Because the piece was sculpted, rather than cut in the usual way, the clarity and color of the stone is below what you might expect from a high quality Ruby. Indeed the finished color was almost of a blackcurrant hue, and lacked most of the reflective properties of an expertly cut gemstone.
The Liberty Bell Ruby was stolen in 2011 but, although four men were arrested and indicted for the theft in 2014, the piece has never been recovered.
DeLong Star Ruby
Another victim of a theft, but this time recovered after the payment of a ransom, the DeLong Star Ruby is one of the best examples of a star Ruby that is in existence. A star ruby is one which contains a natural refraction in a 6-pointed star, usually made up of an “X” with a center strip of light cutting through the X at it’s center point.
Weighing over 100 carats, the Ruby has its origins in Myanmar (formerly Burma) after being discovered in 1930. Originally purchased for just $21,400, it was donated to the American Museum of Natural History in New York in 1937. After being stolen and recovered in 1964, the stone was returned to its display in the museum, where it can still be seen to this day.
Valued at over $30 million, the 25 carat Sunrise Ruby is the most valuable non-Diamond in the world. Considered one of the rarest gemstones yet discovered, it boasts almost perfect color and clarity. Generally speaking, color and clarity diminish with stone size, but the Sunrise Ruby maintains all the qualities that make it one of the most revered of all precious gemstones.
Burmese in origin, the stone went to auction in May 2016 with an estimated value of $11 million but climbed to almost 3 times that figure in just 7 minutes, ending with a final sale price of $30.42 million.
Famous Ruby Rings
Although well suited to being set into necklaces, brooches and even tiaras, the Ruby is also perfect for being set in rings to suit all occasions. Often set surrounded by Diamonds to give a contrast between the clear purity of the Diamonds and the rich red of the Rubies, the stone has been adorned by the rich and famous for centuries.
Elizabeth Taylor’s Ruby Ring
Not to be outdone by 3rd husband Mike Todds gift to Taylor of a set comprising a necklace earrings and a bracelet set with rubies and diamonds, Richard Burton gave Taylor a ring in which was set an 8.24 carat ruby surrounded by diamonds.
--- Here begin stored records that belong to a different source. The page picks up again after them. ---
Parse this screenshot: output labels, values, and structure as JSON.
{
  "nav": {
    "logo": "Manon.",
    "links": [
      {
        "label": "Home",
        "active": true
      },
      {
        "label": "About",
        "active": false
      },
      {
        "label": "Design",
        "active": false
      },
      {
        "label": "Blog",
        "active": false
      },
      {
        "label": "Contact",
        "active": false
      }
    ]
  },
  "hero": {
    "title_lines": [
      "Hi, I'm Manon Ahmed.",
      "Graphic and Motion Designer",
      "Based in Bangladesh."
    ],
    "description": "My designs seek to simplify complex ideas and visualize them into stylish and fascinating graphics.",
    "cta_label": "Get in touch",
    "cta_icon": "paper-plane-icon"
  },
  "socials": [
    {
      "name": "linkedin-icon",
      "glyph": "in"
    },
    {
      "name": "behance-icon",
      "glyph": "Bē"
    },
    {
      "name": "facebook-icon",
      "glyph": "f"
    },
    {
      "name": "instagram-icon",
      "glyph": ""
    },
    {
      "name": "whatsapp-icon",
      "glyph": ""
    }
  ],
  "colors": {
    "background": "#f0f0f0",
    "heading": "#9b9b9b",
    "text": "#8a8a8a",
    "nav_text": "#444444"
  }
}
The ring, made by Van Cleef and Arples was sold in 2011 for $4.2 million.
Carmen Lúcia Ring
Donated to the Smithsonian Museum of Natural History by Peter Buck, and named for his wife, the ring contains a Burmese Ruby of 23 carats, a size almost unheard of for the setting of rings.
Although considered one of the most valuable rings in the world, the piece has never been officially valued.
Sunrise Ruby Ring
We mentioned the Sunrise Ruby above, as a famous Ruby, so it’s only right that it should also be mentioned here as the stone is now set into a ring with no other precious stones so as to not diminish it’s beauty and ability to stand alone. Designed by Cartier, the ring is the most expensive item of jewelry in the world taht does not contain a Diamond of any size or quality.
Containing a Burmese Ruby weighing 8.62 carats which was bought for $3.6 million dollars in 2006, the buyer – Laurence Graff – set the cushion cut Ruby in a simple mount for a client and renamed it after himself.
In 2014, the ring came up for auction at Sotheby’s in Geneva, and Graff bought it for a second time – this time for his own collection – for the then record price of $8.6 million.